O jovem estava muito nervoso para encarar o amigo, deixava os olhos fechados ou apenas os direcionava para outro canto da sala mergulhada em penumbra. Não pôde ver o outro enxugar sutilmente os lábios com um delicado lenço de seda dobrando e novamente guardando-o em um dos bolsos de seu paletó.

___ Sinto muito, meu de tineri.

___ Sente muito?___ repetiu o menino perplexo com a curta fala do outro diante daquela cena ___ Apenas isso?

___ O que mais quer? Que eu lamente?! Por que faria isso?

___ Oh meu Deus, o que foi que você fez? Ela... Não!

A voz do moço saía dificultosa, não sabia ao certo se queria chorar, gritar, fugir para bem longe ou fingir que nada vira, mas não podia simplesmente ficar parado em silêncio.

___ Ela era só uma prostituta...

___ Como pode falar assim?___ a cada minuto ficava ainda mais impressionado com a frieza do amigo.

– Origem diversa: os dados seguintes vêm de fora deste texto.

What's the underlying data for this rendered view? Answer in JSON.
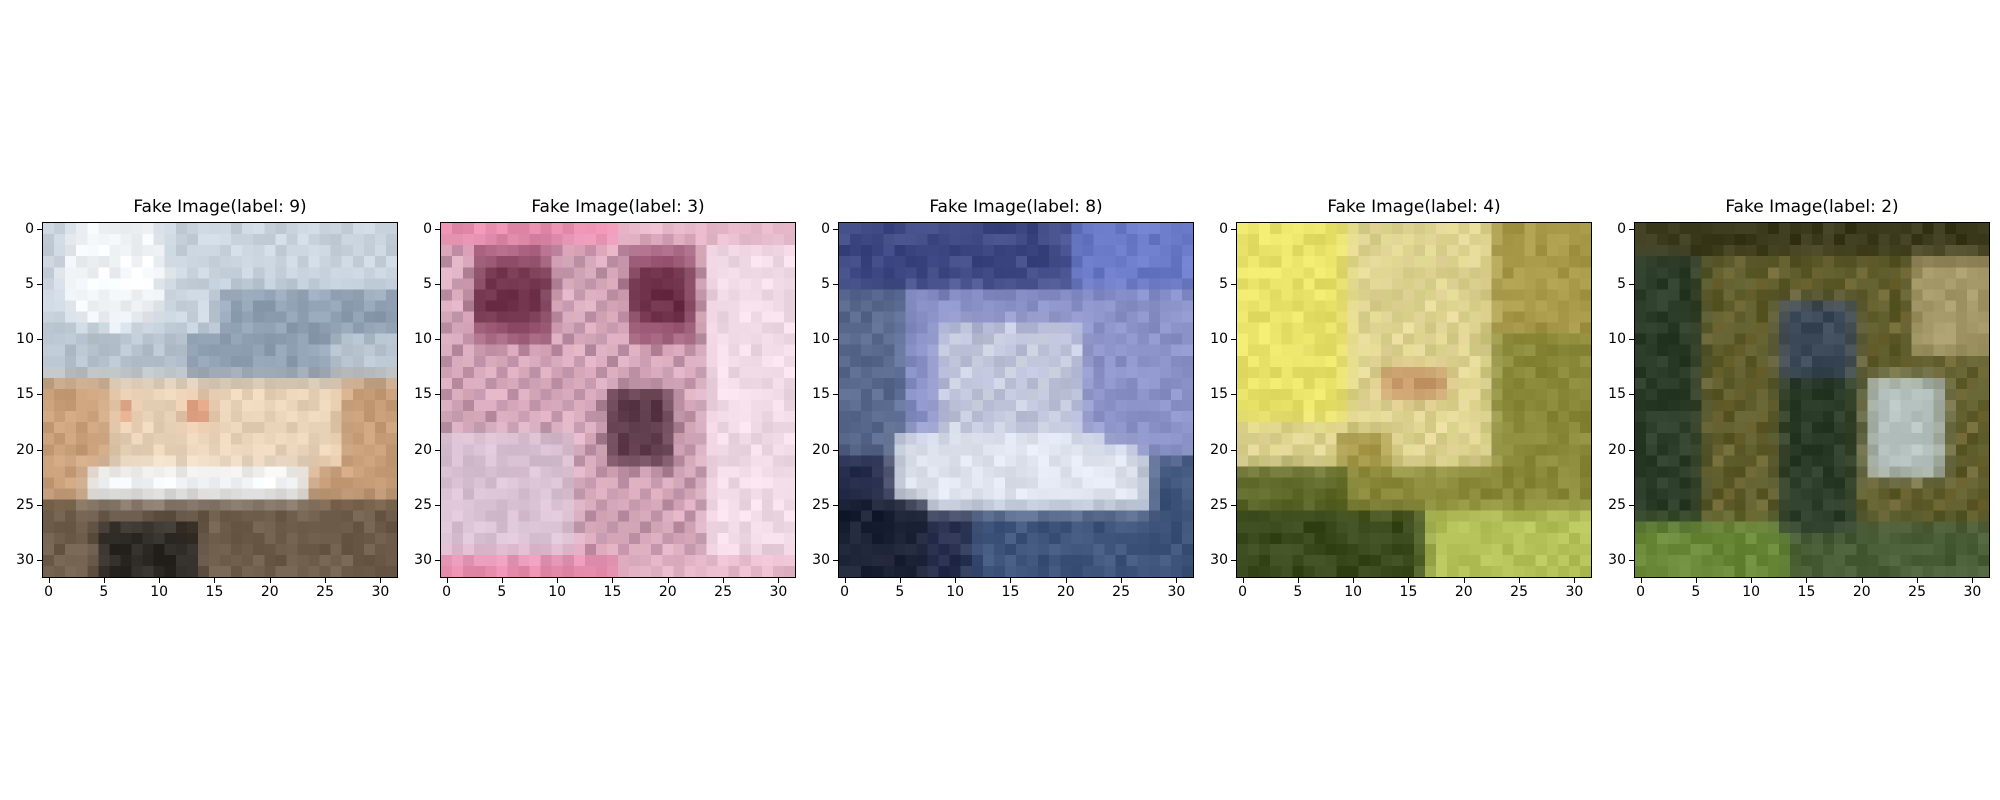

Damian caminhou até uma poltrona e lá desfaleceu-se horrorizado, procurava não olhar para o cadáver sobre o tapete persa que o falecido senhor Voiculescu encomendara há muitos anos, contudo era impossível, os olhos sem luz dela pareciam clamar por atenção.

___ Por que fez isso? Por que a matou?

Uma lágrima rolou de cada um de seus grandes olhos azuis, tão semelhantes a um mar furioso que agora transbordava.

___ Ela não foi a primeira e não será a última.

___ Como assim?

Num rápido movimento que Petrescu mal pôde perceber, Grigore estava a sua frente encarando seus olhos, ambos tão semelhantes, como se olhasse para seu próprio reflexo num espelho, porém suas expressões eram diferentes. Olhos soturnamente passivos encontrando olhos ternamente assustados.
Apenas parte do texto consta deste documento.